# Gig Photography tips



## TheAtheist (May 20, 2006)

I've volunteered to do some photography for a gig at my school next week, since i've recently aquired a DSLR and was just wondering if anyone has any key tips for this kind of stuff. I've looked up on the internet and found some sort of trial settings but was wondering if anyone has experiences of this type of stuff and can impart any knowledge?

I've only currently got a kit 18-55mm lens, down to F3.5, but hopefully this shoudl suffice(The venue is a fairly small school hall, nothing too substantial that can be overcome by getting closer to the stage!!)

Cheers
TheAtheist


----------



## WereBo (Apr 5, 2008)

If you have the time, try taking some practice shots at the venue itself, before the gig - That will help you 1} get a feel for the camera and the controls, and 2} find the best places to be, for good shots (while allowing for folks heads bobbing around while dancing :grin

Don't forget spare memory card(s) and spare charged battery (if possible).


----------



## SABL (Jul 4, 2008)

I wish I had a DSLR....:sigh: Do as WereBo suggests and try to match the conditions (lighting and motion) to prevent disappointment with the results.


----------



## yustr (Sep 27, 2004)

Light levels might be low so you'll have to compensate:

Use a secure grip: left hand under the lens, camera base resting on the heal of your palm, lens between thumb and index finger, right hand on grip with only gentle pressure to trigger shutter.
Make sure you know how to raise the ISO setting. 
Get a mono-pod as tri-pods are usually not allowed indoors.
Sit on the floor at the front - it will be more stable than standing and allow you to use the wideangle end of the zoom range (which is the F3.5 aperture).
Set the white balance to the kind of light in the room. 

Go to rehersal or have a friend stand on the stage well before hand to make your test shots.

Have fun.


----------



## Done_Fishin (Oct 10, 2006)

when taking photo's in low light, take a deep breath and hold it until you have taken the shot.

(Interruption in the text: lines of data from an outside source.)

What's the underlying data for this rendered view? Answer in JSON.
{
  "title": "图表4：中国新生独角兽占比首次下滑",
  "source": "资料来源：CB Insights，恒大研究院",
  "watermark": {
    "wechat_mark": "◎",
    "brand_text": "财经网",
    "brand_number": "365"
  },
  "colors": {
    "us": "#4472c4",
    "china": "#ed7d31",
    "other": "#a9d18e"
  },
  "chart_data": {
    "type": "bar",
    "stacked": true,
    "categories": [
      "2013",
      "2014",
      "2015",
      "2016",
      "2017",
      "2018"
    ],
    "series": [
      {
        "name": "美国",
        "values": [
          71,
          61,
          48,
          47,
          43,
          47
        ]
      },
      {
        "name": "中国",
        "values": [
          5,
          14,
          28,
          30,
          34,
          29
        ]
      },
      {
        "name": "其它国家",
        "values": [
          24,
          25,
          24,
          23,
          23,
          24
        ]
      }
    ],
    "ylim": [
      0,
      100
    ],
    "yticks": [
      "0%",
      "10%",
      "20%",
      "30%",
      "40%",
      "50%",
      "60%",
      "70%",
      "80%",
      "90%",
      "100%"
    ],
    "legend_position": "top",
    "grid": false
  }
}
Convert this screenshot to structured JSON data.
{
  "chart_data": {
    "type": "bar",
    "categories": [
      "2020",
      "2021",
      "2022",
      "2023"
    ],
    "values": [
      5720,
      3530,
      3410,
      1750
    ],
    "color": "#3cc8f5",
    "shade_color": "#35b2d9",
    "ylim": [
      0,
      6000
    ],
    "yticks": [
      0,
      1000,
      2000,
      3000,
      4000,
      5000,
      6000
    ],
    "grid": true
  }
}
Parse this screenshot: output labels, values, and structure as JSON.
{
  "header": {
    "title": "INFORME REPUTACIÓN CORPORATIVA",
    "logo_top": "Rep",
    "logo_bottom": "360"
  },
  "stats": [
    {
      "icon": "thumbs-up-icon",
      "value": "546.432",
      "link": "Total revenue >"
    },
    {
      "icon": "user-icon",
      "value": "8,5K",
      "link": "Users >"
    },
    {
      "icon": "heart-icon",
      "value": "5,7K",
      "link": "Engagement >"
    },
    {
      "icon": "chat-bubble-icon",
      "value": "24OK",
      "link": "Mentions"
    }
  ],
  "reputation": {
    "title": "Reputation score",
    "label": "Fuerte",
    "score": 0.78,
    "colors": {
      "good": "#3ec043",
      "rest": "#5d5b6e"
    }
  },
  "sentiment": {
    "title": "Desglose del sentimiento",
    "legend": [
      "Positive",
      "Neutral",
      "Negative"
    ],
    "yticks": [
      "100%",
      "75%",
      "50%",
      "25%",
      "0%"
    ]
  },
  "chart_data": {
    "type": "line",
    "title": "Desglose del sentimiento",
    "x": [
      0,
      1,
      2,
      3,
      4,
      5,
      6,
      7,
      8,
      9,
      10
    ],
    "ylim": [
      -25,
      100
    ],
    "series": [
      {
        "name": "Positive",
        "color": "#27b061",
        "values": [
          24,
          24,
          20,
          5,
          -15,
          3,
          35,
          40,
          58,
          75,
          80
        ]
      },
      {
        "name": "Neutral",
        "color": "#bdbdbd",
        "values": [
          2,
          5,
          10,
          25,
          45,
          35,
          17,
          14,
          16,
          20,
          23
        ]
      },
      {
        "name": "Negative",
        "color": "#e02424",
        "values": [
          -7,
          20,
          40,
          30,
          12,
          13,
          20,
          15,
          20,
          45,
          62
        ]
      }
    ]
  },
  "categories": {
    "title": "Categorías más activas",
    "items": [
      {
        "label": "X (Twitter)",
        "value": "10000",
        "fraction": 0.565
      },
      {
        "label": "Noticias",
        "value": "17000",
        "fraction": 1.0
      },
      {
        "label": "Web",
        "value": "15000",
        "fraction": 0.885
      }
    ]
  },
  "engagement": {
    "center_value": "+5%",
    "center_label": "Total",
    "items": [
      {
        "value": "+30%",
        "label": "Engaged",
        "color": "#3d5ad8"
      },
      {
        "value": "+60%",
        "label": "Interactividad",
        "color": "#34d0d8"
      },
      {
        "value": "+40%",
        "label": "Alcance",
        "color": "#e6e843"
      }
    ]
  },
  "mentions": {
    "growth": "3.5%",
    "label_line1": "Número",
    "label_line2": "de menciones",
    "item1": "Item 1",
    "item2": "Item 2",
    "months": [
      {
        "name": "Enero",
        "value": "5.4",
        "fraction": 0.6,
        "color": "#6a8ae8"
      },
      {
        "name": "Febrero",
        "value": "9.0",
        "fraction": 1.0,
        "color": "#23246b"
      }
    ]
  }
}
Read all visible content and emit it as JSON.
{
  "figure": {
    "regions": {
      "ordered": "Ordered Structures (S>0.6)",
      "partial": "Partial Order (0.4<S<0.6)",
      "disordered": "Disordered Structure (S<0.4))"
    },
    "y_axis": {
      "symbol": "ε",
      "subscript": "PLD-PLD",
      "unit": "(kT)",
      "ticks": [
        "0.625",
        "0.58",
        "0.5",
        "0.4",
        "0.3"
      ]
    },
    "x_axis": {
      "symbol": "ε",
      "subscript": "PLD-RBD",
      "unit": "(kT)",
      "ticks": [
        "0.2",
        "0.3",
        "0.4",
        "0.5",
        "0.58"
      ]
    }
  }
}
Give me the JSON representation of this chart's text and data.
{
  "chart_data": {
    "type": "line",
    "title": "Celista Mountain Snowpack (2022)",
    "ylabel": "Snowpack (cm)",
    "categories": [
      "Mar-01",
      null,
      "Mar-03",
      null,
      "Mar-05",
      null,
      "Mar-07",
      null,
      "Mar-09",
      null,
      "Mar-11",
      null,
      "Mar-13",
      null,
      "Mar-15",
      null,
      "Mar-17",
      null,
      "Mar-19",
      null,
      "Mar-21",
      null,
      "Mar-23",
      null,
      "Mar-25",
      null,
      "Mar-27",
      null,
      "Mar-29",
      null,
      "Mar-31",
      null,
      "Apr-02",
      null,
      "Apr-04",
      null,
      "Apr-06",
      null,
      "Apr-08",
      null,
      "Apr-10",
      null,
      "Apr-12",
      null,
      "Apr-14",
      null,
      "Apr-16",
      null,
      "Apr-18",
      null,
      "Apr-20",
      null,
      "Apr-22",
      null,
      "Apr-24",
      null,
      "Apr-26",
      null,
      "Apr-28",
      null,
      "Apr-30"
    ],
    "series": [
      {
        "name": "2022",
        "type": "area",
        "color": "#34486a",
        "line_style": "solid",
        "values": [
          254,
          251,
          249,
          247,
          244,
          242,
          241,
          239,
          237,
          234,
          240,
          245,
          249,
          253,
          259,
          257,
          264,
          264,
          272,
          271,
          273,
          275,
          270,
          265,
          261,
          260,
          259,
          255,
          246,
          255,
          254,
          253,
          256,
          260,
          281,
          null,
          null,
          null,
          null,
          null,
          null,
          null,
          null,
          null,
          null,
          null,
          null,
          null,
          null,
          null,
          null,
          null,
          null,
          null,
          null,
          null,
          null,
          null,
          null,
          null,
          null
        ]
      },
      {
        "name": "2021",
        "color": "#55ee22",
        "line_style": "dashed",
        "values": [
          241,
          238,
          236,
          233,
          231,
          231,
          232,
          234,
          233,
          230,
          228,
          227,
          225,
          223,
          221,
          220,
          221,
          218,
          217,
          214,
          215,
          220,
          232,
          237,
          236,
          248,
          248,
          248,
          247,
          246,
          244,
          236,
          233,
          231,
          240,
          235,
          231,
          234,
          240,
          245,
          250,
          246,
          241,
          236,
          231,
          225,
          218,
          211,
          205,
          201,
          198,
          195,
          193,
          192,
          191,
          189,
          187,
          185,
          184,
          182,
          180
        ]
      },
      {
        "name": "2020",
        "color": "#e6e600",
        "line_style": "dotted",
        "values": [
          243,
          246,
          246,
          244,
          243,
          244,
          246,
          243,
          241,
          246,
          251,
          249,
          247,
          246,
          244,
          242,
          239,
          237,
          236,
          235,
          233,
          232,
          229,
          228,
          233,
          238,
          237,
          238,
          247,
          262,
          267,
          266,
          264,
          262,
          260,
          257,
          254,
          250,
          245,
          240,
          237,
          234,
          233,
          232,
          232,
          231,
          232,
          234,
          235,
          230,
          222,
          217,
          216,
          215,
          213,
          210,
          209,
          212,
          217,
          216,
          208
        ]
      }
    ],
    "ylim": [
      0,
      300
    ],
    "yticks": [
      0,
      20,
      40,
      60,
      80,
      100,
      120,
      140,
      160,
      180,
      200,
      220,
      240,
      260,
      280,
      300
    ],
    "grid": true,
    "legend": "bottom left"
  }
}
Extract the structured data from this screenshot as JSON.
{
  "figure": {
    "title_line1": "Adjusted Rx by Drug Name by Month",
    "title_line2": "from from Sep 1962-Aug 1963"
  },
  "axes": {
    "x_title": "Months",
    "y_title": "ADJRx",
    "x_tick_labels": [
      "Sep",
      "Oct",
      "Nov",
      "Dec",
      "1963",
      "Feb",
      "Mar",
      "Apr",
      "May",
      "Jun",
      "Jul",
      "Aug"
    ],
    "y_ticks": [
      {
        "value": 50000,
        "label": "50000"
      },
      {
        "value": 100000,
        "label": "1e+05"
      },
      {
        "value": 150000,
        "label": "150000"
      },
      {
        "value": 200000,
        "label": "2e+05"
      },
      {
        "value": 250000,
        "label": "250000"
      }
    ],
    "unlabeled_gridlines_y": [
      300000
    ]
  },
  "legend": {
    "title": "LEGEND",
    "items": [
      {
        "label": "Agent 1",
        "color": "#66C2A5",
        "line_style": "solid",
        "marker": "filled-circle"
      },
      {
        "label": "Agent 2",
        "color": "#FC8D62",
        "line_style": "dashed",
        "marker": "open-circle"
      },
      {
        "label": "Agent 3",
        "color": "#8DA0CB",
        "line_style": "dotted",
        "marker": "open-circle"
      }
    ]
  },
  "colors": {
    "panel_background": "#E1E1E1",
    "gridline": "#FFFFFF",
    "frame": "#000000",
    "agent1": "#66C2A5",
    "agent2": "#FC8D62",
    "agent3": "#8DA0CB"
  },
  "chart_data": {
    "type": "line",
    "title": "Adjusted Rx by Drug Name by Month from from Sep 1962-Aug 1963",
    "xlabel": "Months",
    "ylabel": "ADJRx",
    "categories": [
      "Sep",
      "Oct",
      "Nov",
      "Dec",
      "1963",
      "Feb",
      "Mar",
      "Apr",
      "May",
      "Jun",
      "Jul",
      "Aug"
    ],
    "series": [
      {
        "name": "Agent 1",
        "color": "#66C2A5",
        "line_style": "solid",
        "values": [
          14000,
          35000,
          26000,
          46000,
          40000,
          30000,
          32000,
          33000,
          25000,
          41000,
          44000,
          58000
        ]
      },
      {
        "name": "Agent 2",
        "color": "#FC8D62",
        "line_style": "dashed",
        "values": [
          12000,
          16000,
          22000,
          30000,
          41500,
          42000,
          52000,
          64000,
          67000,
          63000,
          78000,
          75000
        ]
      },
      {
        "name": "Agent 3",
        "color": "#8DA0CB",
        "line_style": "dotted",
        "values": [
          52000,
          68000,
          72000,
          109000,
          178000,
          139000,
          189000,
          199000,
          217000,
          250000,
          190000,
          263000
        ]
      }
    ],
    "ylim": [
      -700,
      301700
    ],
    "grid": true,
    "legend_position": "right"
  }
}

It will help to keep the camera steady with slow shots.


----------



## TheAtheist (May 20, 2006)

Cheers guys for all the tips

@Yustr - i think i'm going to take your advice and invest in a monopod, even though there are many places in which i can rest my camera to get a steady shot, they aren't always practical. They seem pretty cheap(around £20-30) so no big loss if i don't end up using it much as it'll find use for it later on...

@WereBo - i'm hoping to be able to sit in on the technical rehearsal/runthrough with the sound checks etc just to get a rough idea of settings. I just need to speak to the guy organising it, but seeing as hes a mate i can't see a problem!!


----------



## WereBo (Apr 5, 2008)

That will be an ideal time to get the 'posed' shots etc., leaving you more time for the instant snaps during the gig :grin:


----------



## Done_Fishin (Oct 10, 2006)

Nice thought that .. combine common sense & practicality for those special images


----------